HOLLAND — Kraft Heinz Company has taken the next step in a company-wide consolidation strategy that began in 2015 after Kraft Food Group Inc. merged with H.J. Heinz Company.
The Pennsylvania-based company announced today its plans to invest $17 million to consolidate production of its Grey Poupon brand of mustard and the majority of yellow mustard production at its Holland facility, according to a statement.
Kraft Heinz will transition the production of Grey Poupon mustard from its Lehigh Valley production facility in Upper Macungie Township, Penn., which it plans to shutter this summer as part of a company-wide consolidation strategy, according to a report in The Morning Call.
The Lehigh Valley plant closure comes as part of a larger cost-cutting strategy that will close six other production facilities in the U.S. and Canada and eliminate 2,600 jobs over the next 24 months.
Kraft Heinz expects to incorporate the new production in over two phases and create 50 new positions as part of the expansion, according to a Michigan Economic Development Corporation (MEDC) internal briefing memo on the project.

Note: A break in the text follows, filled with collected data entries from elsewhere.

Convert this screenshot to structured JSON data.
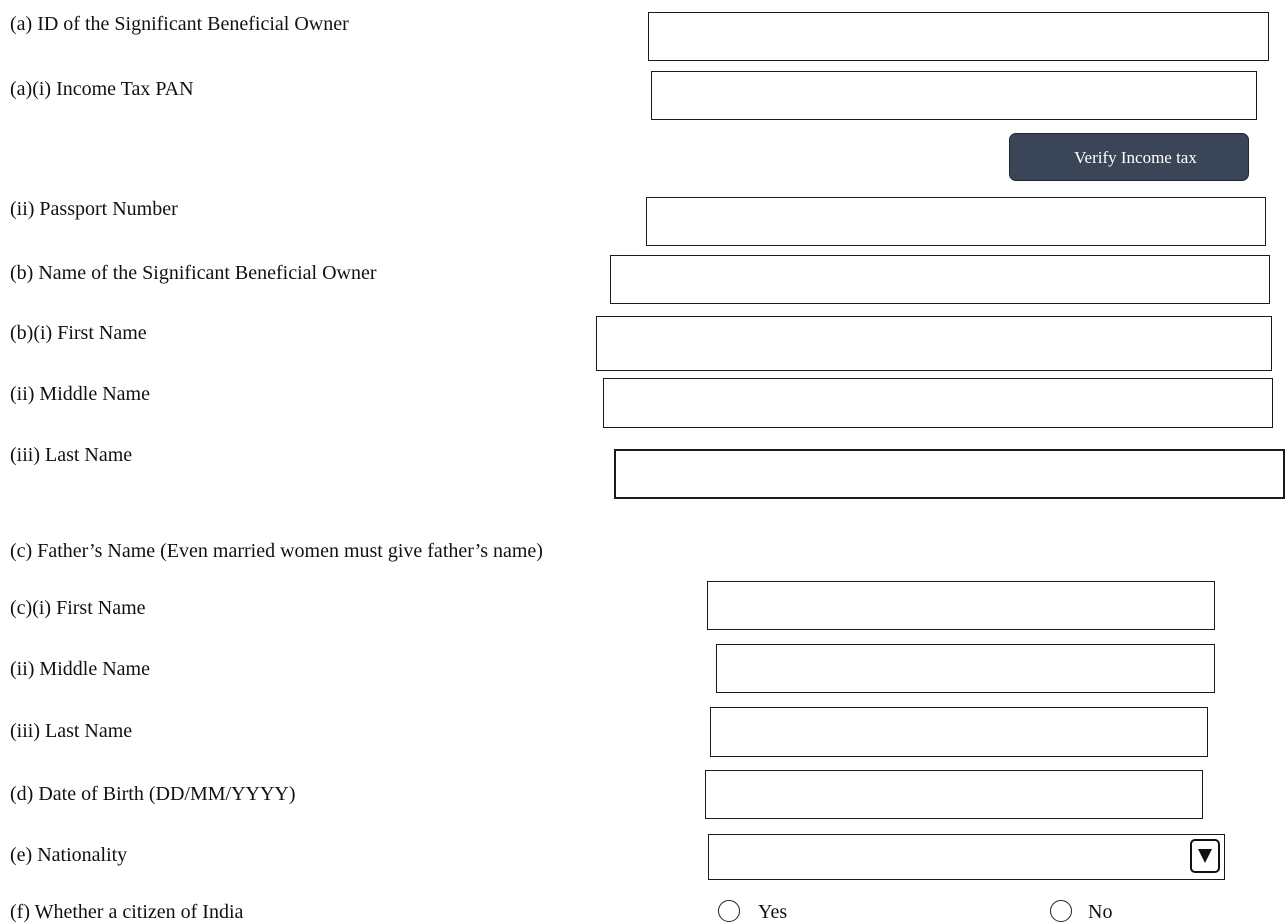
{
  "form": {
    "sbo_id_label": "(a) ID of the Significant Beneficial Owner",
    "pan_label": "(a)(i) Income Tax PAN",
    "verify_button": "Verify Income tax",
    "passport_label": "(ii) Passport Number",
    "sbo_name_label": "(b) Name of the Significant Beneficial Owner",
    "first_name_label": "(b)(i) First Name",
    "middle_name_label": "(ii) Middle Name",
    "last_name_label": "(iii) Last Name",
    "father_section_label": "(c) Father’s Name (Even married women must give father’s name)",
    "father_first_name_label": "(c)(i) First Name",
    "father_middle_name_label": "(ii) Middle Name",
    "father_last_name_label": "(iii) Last Name",
    "dob_label": "(d) Date of Birth (DD/MM/YYYY)",
    "nationality_label": "(e) Nationality",
    "nationality_value": "",
    "citizen_label": "(f) Whether a citizen of India",
    "citizen_options": {
      "yes": "Yes",
      "no": "No"
    }
  },
  "icons": {
    "dropdown": "chevron-down-icon",
    "radio": "radio-unselected-icon"
  }
}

“We’re still sorting through the particulars for transitioning production of our Grey Poupon line to the Holland facility but we will keep our employees and the community posted on our progress,” wrote Michael Mullen, senior vice president of corporate and government affairs, in an email to MiBiz.
The company received a $500,000 performance-based grant from the MEDC to support the expansion and offset costs associated with upgrading the on-site wastewater treatment facility, according to the briefing memo.
Kraft Heinz considered expanding its Grey Poupon production to a site in Illinois since it “would not require upgrades to the facilities thus providing a significant economic advantage,” according to the memo.
Kraft Heinz was previously awarded a $200,000 grant from the Pennsylvania Department of Community and Economic Development (DCED) for a proposed $35 million expansion project at its Lehigh Valley plant in 2013. However, following the announcement of the plant’s closure last year, the state has since demanded the money back, according to a report published today by The Morning Call.
The company has been in contact with the Pennsylvania DCED and intends to pay the money back, according to the report.